Right from the beginning I said that I wanted to continue to fight. I want to continue to use my body as much as I can. And if I reach a limit where I can't use it, okay, I will make an adaptation. But until that point, I will push it. That's the case with my breathing. I don't want to have any assistance with that. I still continue to use my lungs. I go for musical therapy twice a month and sing which helps.
I have a Living Will. I'm very free and relaxed with it and I've done it so that I don't have any problems at the final point. And the reason I've given to my GP and other people is very simple. Suppose we talk about the breathing problem. If I was living in Africa where I would have no access to devices like a non-invasive ventilator, I would die naturally, because my breath, my lungs would not be able to cope. So why would we continue here to give me a ventilator or to put me under therapeutic harassment if the body is finished? So in this case just let me go. It's natural. So that's the way I feel about it.
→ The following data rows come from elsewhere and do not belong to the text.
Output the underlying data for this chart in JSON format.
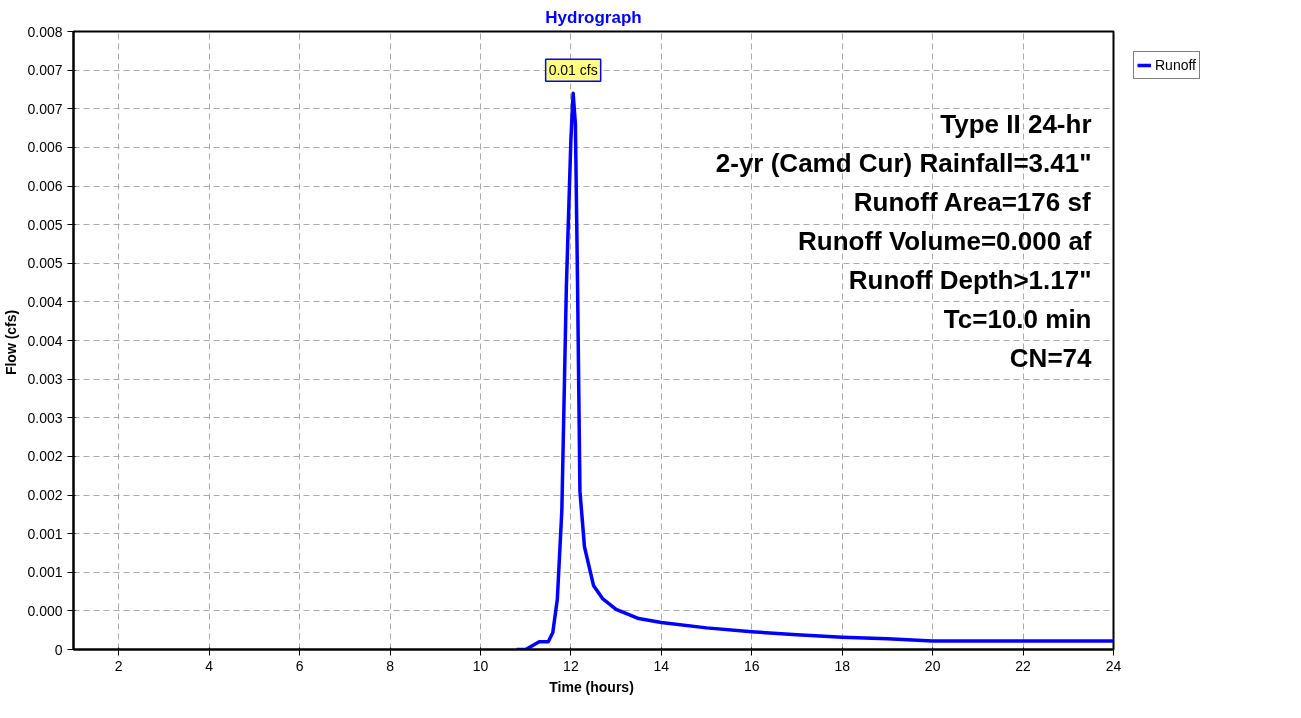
{
  "chart_data": {
    "type": "line",
    "title": "Hydrograph",
    "xlabel": "Time  (hours)",
    "ylabel": "Flow  (cfs)",
    "x": [
      10.8,
      11.0,
      11.3,
      11.5,
      11.6,
      11.7,
      11.8,
      11.9,
      12.0,
      12.05,
      12.1,
      12.15,
      12.2,
      12.3,
      12.5,
      12.7,
      13.0,
      13.5,
      14.0,
      15.0,
      16.0,
      17.0,
      18.0,
      19.0,
      20.0,
      24.0
    ],
    "series": [
      {
        "name": "Runoff",
        "color": "#0000ff",
        "values": [
          0,
          0,
          0.0001,
          0.0001,
          0.00022,
          0.00065,
          0.0018,
          0.0047,
          0.0066,
          0.0072,
          0.0068,
          0.0046,
          0.00205,
          0.00133,
          0.00083,
          0.00066,
          0.00052,
          0.0004,
          0.00035,
          0.00028,
          0.00023,
          0.00019,
          0.00016,
          0.00014,
          0.00011,
          0.00011
        ]
      }
    ],
    "xlim": [
      1,
      24
    ],
    "ylim": [
      0,
      0.008
    ],
    "xticks": [
      2,
      4,
      6,
      8,
      10,
      12,
      14,
      16,
      18,
      20,
      22,
      24
    ],
    "yticks": [
      {
        "value": 0,
        "label": "0"
      },
      {
        "value": 0.0005,
        "label": "0.000"
      },
      {
        "value": 0.001,
        "label": "0.001"
      },
      {
        "value": 0.0015,
        "label": "0.001"
      },
      {
        "value": 0.002,
        "label": "0.002"
      },
      {
        "value": 0.0025,
        "label": "0.002"
      },
      {
        "value": 0.003,
        "label": "0.003"
      },
      {
        "value": 0.0035,
        "label": "0.003"
      },
      {
        "value": 0.004,
        "label": "0.004"
      },
      {
        "value": 0.0045,
        "label": "0.004"
      },
      {
        "value": 0.005,
        "label": "0.005"
      },
      {
        "value": 0.0055,
        "label": "0.005"
      },
      {
        "value": 0.006,
        "label": "0.006"
      },
      {
        "value": 0.0065,
        "label": "0.006"
      },
      {
        "value": 0.007,
        "label": "0.007"
      },
      {
        "value": 0.0075,
        "label": "0.007"
      },
      {
        "value": 0.008,
        "label": "0.008"
      }
    ],
    "annotations": [
      {
        "text": "0.01 cfs",
        "x": 12.05,
        "y": 0.0072
      },
      "Type II 24-hr",
      "2-yr (Camd Cur) Rainfall=3.41\"",
      "Runoff Area=176 sf",
      "Runoff Volume=0.000 af",
      "Runoff Depth>1.17\"",
      "Tc=10.0 min",
      "CN=74"
    ],
    "grid": true,
    "legend": "top right",
    "line_style": "solid",
    "marker": "none"
  }
}
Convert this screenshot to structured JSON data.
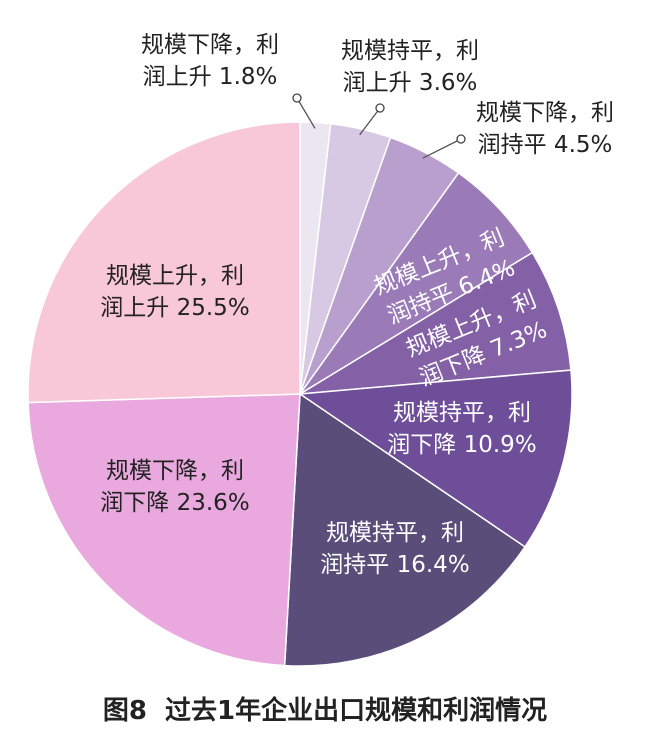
{
  "figure": {
    "number": "图8",
    "caption": "过去1年企业出口规模和利润情况"
  },
  "chart_data": {
    "type": "pie",
    "title": "过去1年企业出口规模和利润情况",
    "slices": [
      {
        "label_line1": "规模下降，利",
        "label_line2": "润上升",
        "value": 1.8,
        "value_label": "1.8%",
        "color": "#ece6f1"
      },
      {
        "label_line1": "规模持平，利",
        "label_line2": "润上升",
        "value": 3.6,
        "value_label": "3.6%",
        "color": "#d7c9e3"
      },
      {
        "label_line1": "规模下降，利",
        "label_line2": "润持平",
        "value": 4.5,
        "value_label": "4.5%",
        "color": "#b89fcd"
      },
      {
        "label_line1": "规模上升，利",
        "label_line2": "润持平",
        "value": 6.4,
        "value_label": "6.4%",
        "color": "#9a7bb8"
      },
      {
        "label_line1": "规模上升，利",
        "label_line2": "润下降",
        "value": 7.3,
        "value_label": "7.3%",
        "color": "#8460a6"
      },
      {
        "label_line1": "规模持平，利",
        "label_line2": "润下降",
        "value": 10.9,
        "value_label": "10.9%",
        "color": "#6f4e99"
      },
      {
        "label_line1": "规模持平，利",
        "label_line2": "润持平",
        "value": 16.4,
        "value_label": "16.4%",
        "color": "#5a4d7a"
      },
      {
        "label_line1": "规模下降，利",
        "label_line2": "润下降",
        "value": 23.6,
        "value_label": "23.6%",
        "color": "#e9a9de"
      },
      {
        "label_line1": "规模上升，利",
        "label_line2": "润上升",
        "value": 25.5,
        "value_label": "25.5%",
        "color": "#f8c7d8"
      }
    ]
  }
}
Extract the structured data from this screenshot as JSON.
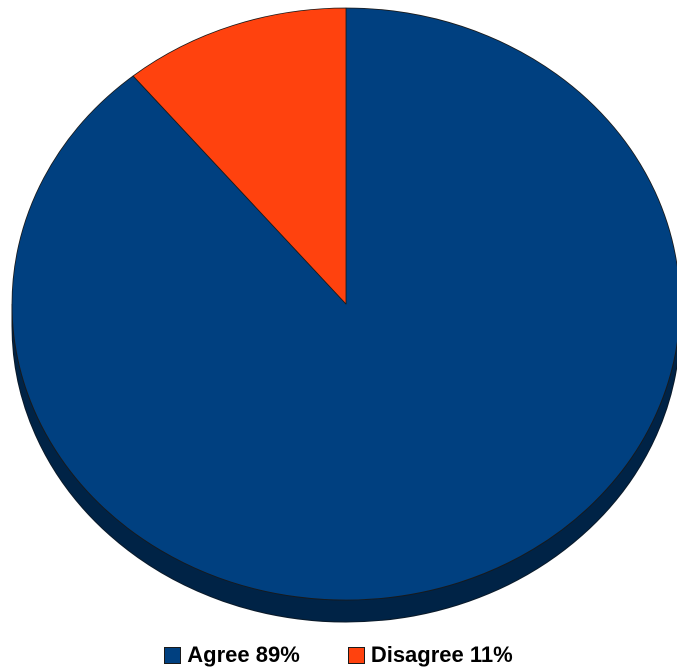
{
  "chart_data": {
    "type": "pie",
    "title": "",
    "style": "3d",
    "slices": [
      {
        "label": "Agree",
        "value": 89,
        "legend_text": "Agree 89%",
        "color": "#004080"
      },
      {
        "label": "Disagree",
        "value": 11,
        "legend_text": "Disagree 11%",
        "color": "#ff420e"
      }
    ],
    "start_angle": "12 o'clock",
    "direction": "clockwise",
    "legend_placement": "bottom"
  }
}
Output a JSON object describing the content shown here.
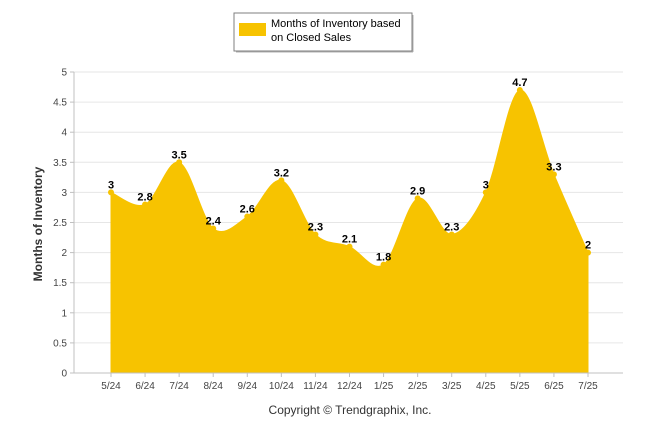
{
  "chart_data": {
    "type": "area",
    "categories": [
      "5/24",
      "6/24",
      "7/24",
      "8/24",
      "9/24",
      "10/24",
      "11/24",
      "12/24",
      "1/25",
      "2/25",
      "3/25",
      "4/25",
      "5/25",
      "6/25",
      "7/25"
    ],
    "series": [
      {
        "name": "Months of Inventory based on Closed Sales",
        "values": [
          3,
          2.8,
          3.5,
          2.4,
          2.6,
          3.2,
          2.3,
          2.1,
          1.8,
          2.9,
          2.3,
          3,
          4.7,
          3.3,
          2
        ],
        "data_labels": [
          "3",
          "2.8",
          "3.5",
          "2.4",
          "2.6",
          "3.2",
          "2.3",
          "2.1",
          "1.8",
          "2.9",
          "2.3",
          "3",
          "4.7",
          "3.3",
          "2"
        ],
        "color": "#f7c300"
      }
    ],
    "ylabel": "Months of Inventory",
    "xlabel": "",
    "ylim": [
      0,
      5
    ],
    "yticks": [
      0,
      0.5,
      1,
      1.5,
      2,
      2.5,
      3,
      3.5,
      4,
      4.5,
      5
    ],
    "ytick_labels": [
      "0",
      "0.5",
      "1",
      "1.5",
      "2",
      "2.5",
      "3",
      "3.5",
      "4",
      "4.5",
      "5"
    ],
    "grid": true,
    "legend": {
      "position": "top-center",
      "lines": [
        "Months of Inventory based",
        "on Closed Sales"
      ]
    }
  },
  "footer": {
    "copyright": "Copyright © Trendgraphix, Inc."
  },
  "colors": {
    "area": "#f7c300",
    "grid": "#e6e6e6",
    "axis": "#c0c0c0"
  }
}
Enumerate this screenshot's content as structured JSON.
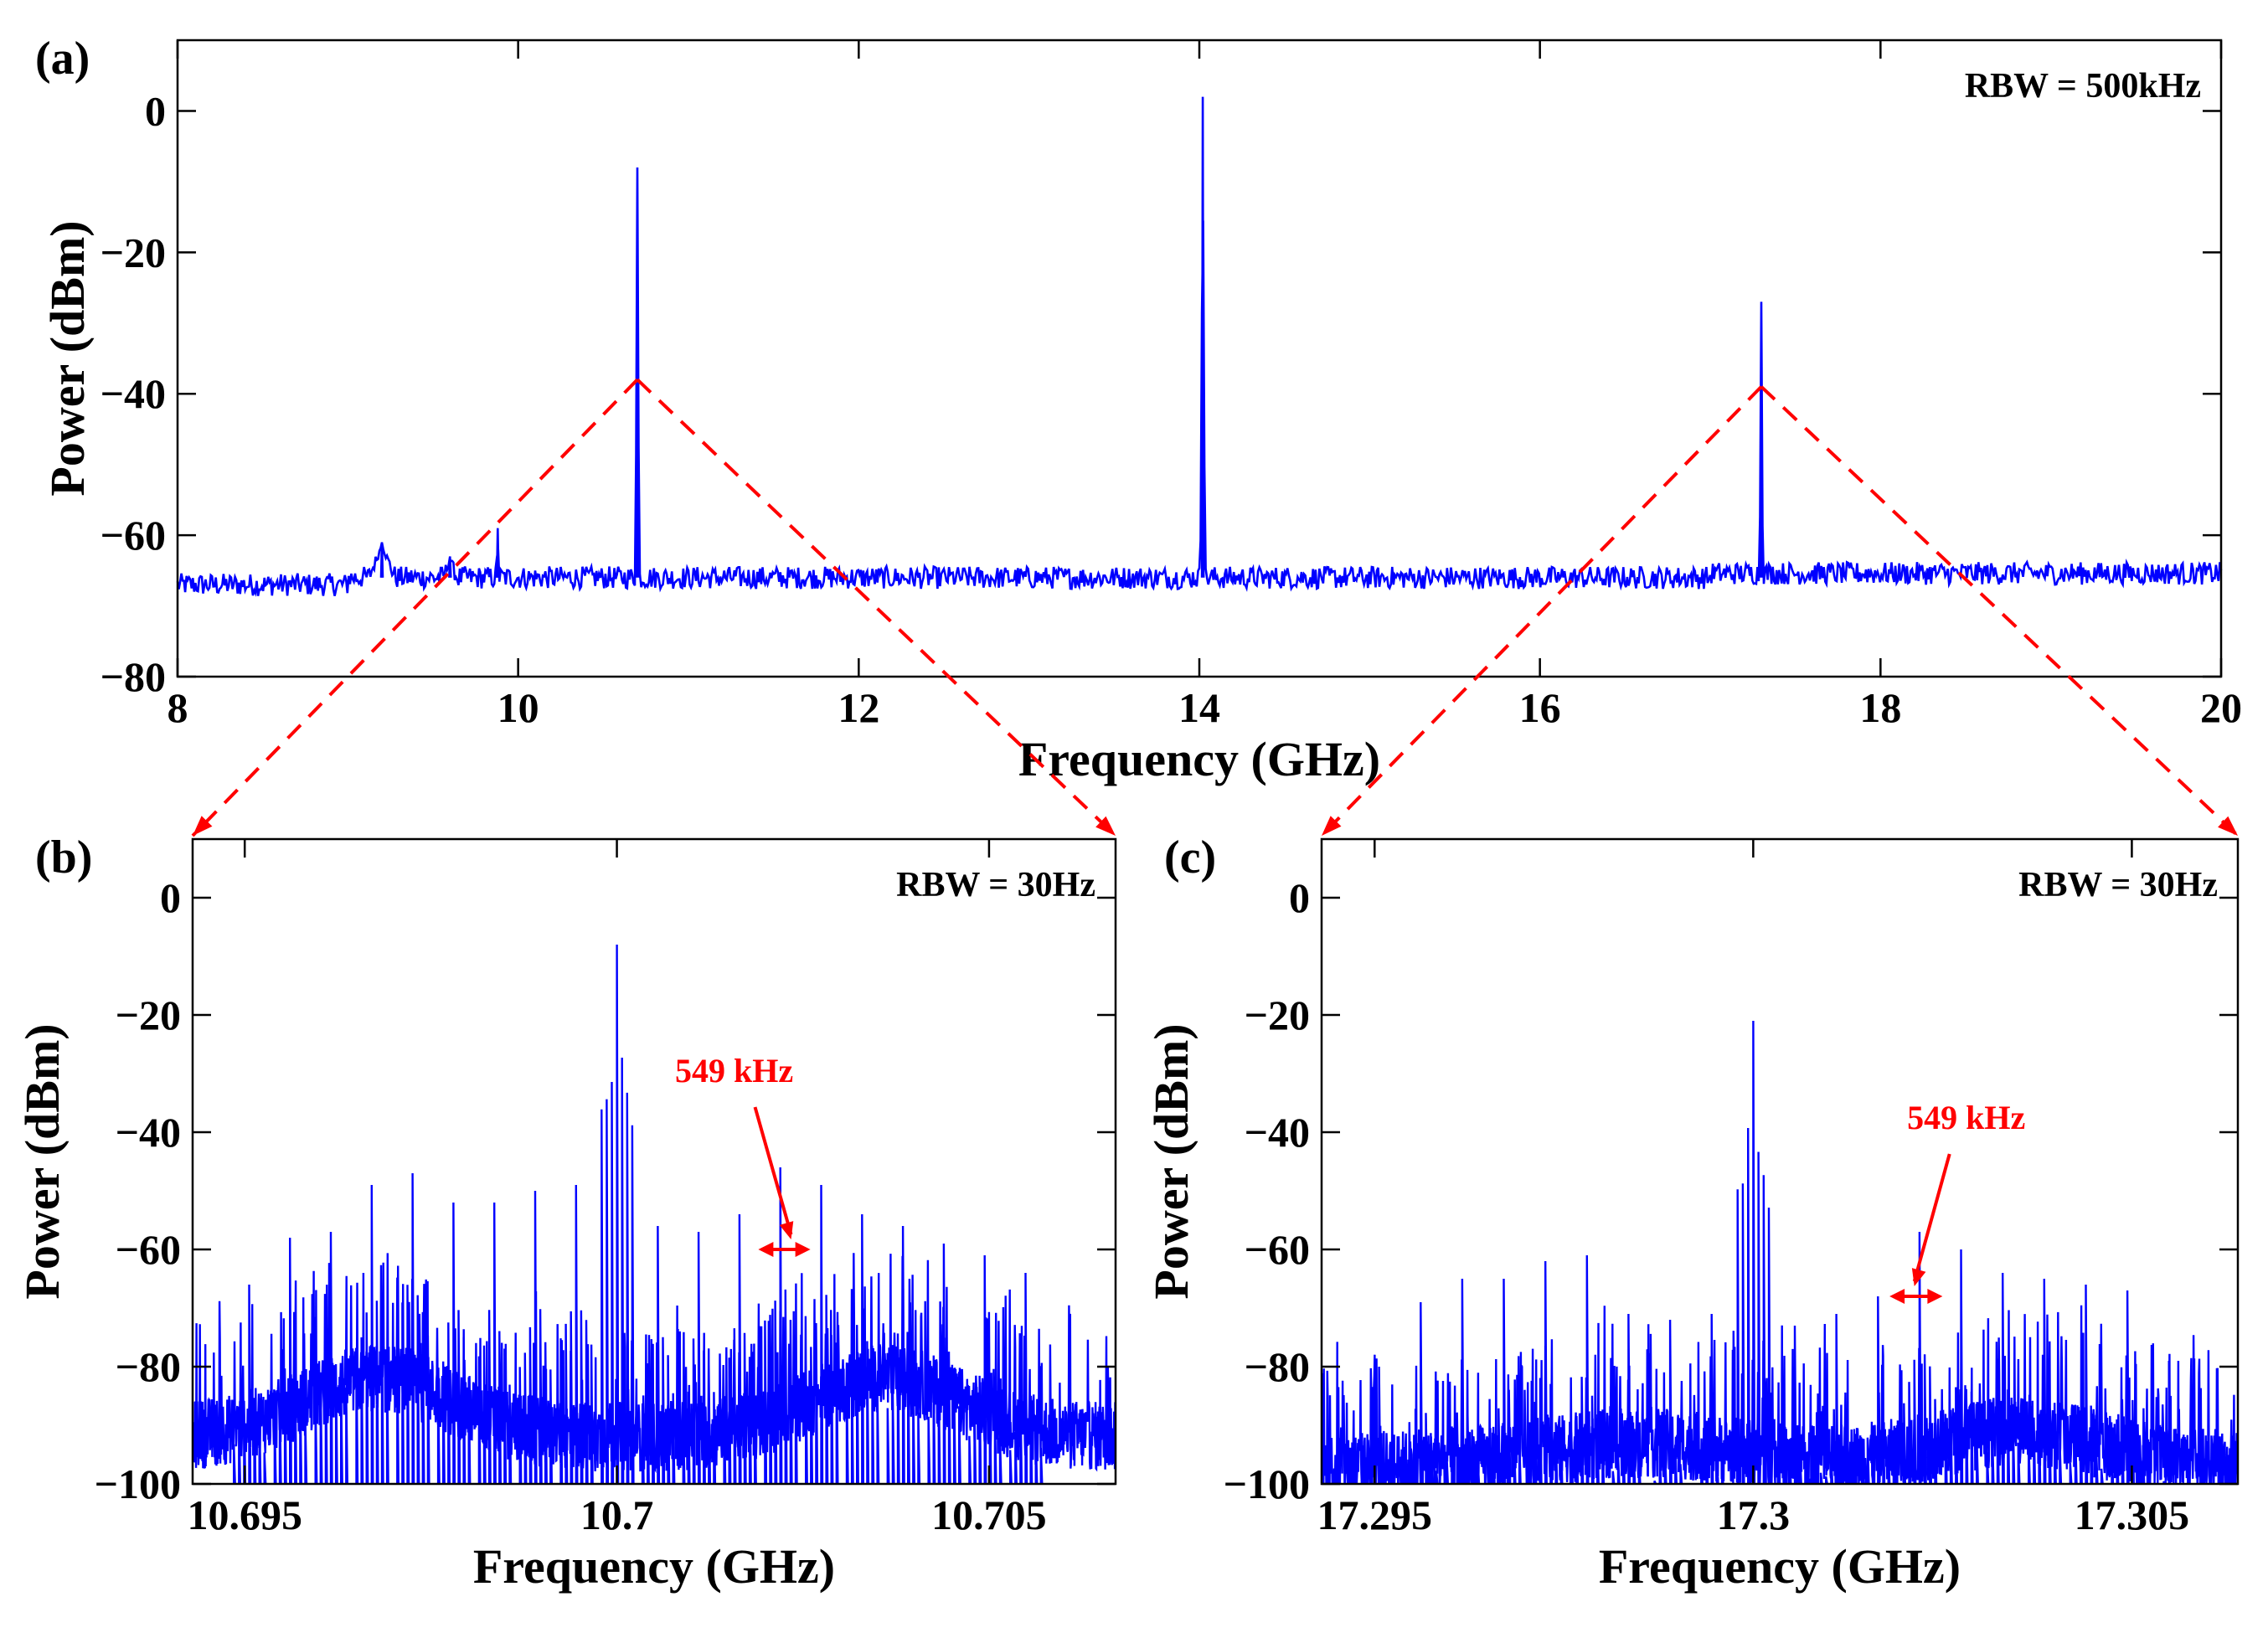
{
  "chart_data": [
    {
      "id": "a",
      "panel_label": "(a)",
      "type": "line",
      "annotation": "RBW = 500kHz",
      "xlabel": "Frequency (GHz)",
      "ylabel": "Power (dBm)",
      "xlim": [
        8,
        20
      ],
      "ylim": [
        -80,
        10
      ],
      "xticks": [
        8,
        10,
        12,
        14,
        16,
        18,
        20
      ],
      "xtick_labels": [
        "8",
        "10",
        "12",
        "14",
        "16",
        "18",
        "20"
      ],
      "yticks": [
        0,
        -20,
        -40,
        -60,
        -80
      ],
      "ytick_labels": [
        "0",
        "−20",
        "−40",
        "−60",
        "−80"
      ],
      "series_color": "#0000ff",
      "noise_floor_dbm": -66,
      "peaks": [
        {
          "x": 9.2,
          "y": -61,
          "w": 0.08
        },
        {
          "x": 9.6,
          "y": -63,
          "w": 0.04
        },
        {
          "x": 9.88,
          "y": -59,
          "w": 0.008
        },
        {
          "x": 10.7,
          "y": -8,
          "w": 0.012
        },
        {
          "x": 14.02,
          "y": 2,
          "w": 0.014
        },
        {
          "x": 17.3,
          "y": -27,
          "w": 0.01
        }
      ]
    },
    {
      "id": "b",
      "panel_label": "(b)",
      "type": "line",
      "annotation": "RBW = 30Hz",
      "xlabel": "Frequency (GHz)",
      "ylabel": "Power (dBm)",
      "xlim": [
        10.6943,
        10.7067
      ],
      "ylim": [
        -100,
        10
      ],
      "xticks": [
        10.695,
        10.7,
        10.705
      ],
      "xtick_labels": [
        "10.695",
        "10.7",
        "10.705"
      ],
      "yticks": [
        0,
        -20,
        -40,
        -60,
        -80,
        -100
      ],
      "ytick_labels": [
        "0",
        "−20",
        "−40",
        "−60",
        "−80",
        "−100"
      ],
      "series_color": "#0000ff",
      "carrier": {
        "x": 10.7,
        "y": -8
      },
      "comb_spacing_mhz": 0.549,
      "comb_peaks_dbm": [
        -66,
        -58,
        -57,
        -49,
        -47,
        -52,
        -52,
        -50,
        -49,
        -8,
        -56,
        -57,
        -54,
        -46,
        -49,
        -54,
        -56,
        -59,
        -61,
        -64
      ],
      "spacing_annotation": {
        "text": "549 kHz",
        "x1": 10.7019,
        "x2": 10.7026,
        "y": -60
      }
    },
    {
      "id": "c",
      "panel_label": "(c)",
      "type": "line",
      "annotation": "RBW = 30Hz",
      "xlabel": "Frequency (GHz)",
      "ylabel": "Power (dBm)",
      "xlim": [
        17.2943,
        17.3064
      ],
      "ylim": [
        -100,
        10
      ],
      "xticks": [
        17.295,
        17.3,
        17.305
      ],
      "xtick_labels": [
        "17.295",
        "17.3",
        "17.305"
      ],
      "yticks": [
        0,
        -20,
        -40,
        -60,
        -80,
        -100
      ],
      "ytick_labels": [
        "0",
        "−20",
        "−40",
        "−60",
        "−80",
        "−100"
      ],
      "series_color": "#0000ff",
      "carrier": {
        "x": 17.3,
        "y": -21
      },
      "comb_spacing_mhz": 0.549,
      "comb_peaks_dbm": [
        -80,
        -69,
        -65,
        -65,
        -62,
        -61,
        -71,
        -72,
        -71,
        -21,
        -73,
        -71,
        -68,
        -57,
        -60,
        -64,
        -65,
        -66,
        -67,
        -79
      ],
      "spacing_annotation": {
        "text": "549 kHz",
        "x1": 17.3018,
        "x2": 17.3025,
        "y": -68
      }
    }
  ]
}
I will still continue to fight until I can't. The main point is that I've made a Living Will because I don't want to be a burden to anyone. So if I'm just a body in the bed, unable to do anything, it's better to let me go slowly because it means that we're reaching the end point.
Although I am respectful and tolerant of anyone's belief, religion is not important to me, but I do believe in some kind of entity. I see illness and death as important parts of nature and I’m not afraid. I came to this perspective very slowly by thinking that there is a need for having diseases, because that's the way nature regulates the species and regulates everything. And nature, for me, is the armed arm of the entity. If there's an entity somewhere, it's using nature to regulate, and from that point on I'm fine. But still it doesn't mean that you cannot fight or you cannot hit back. It's nature given to you as well.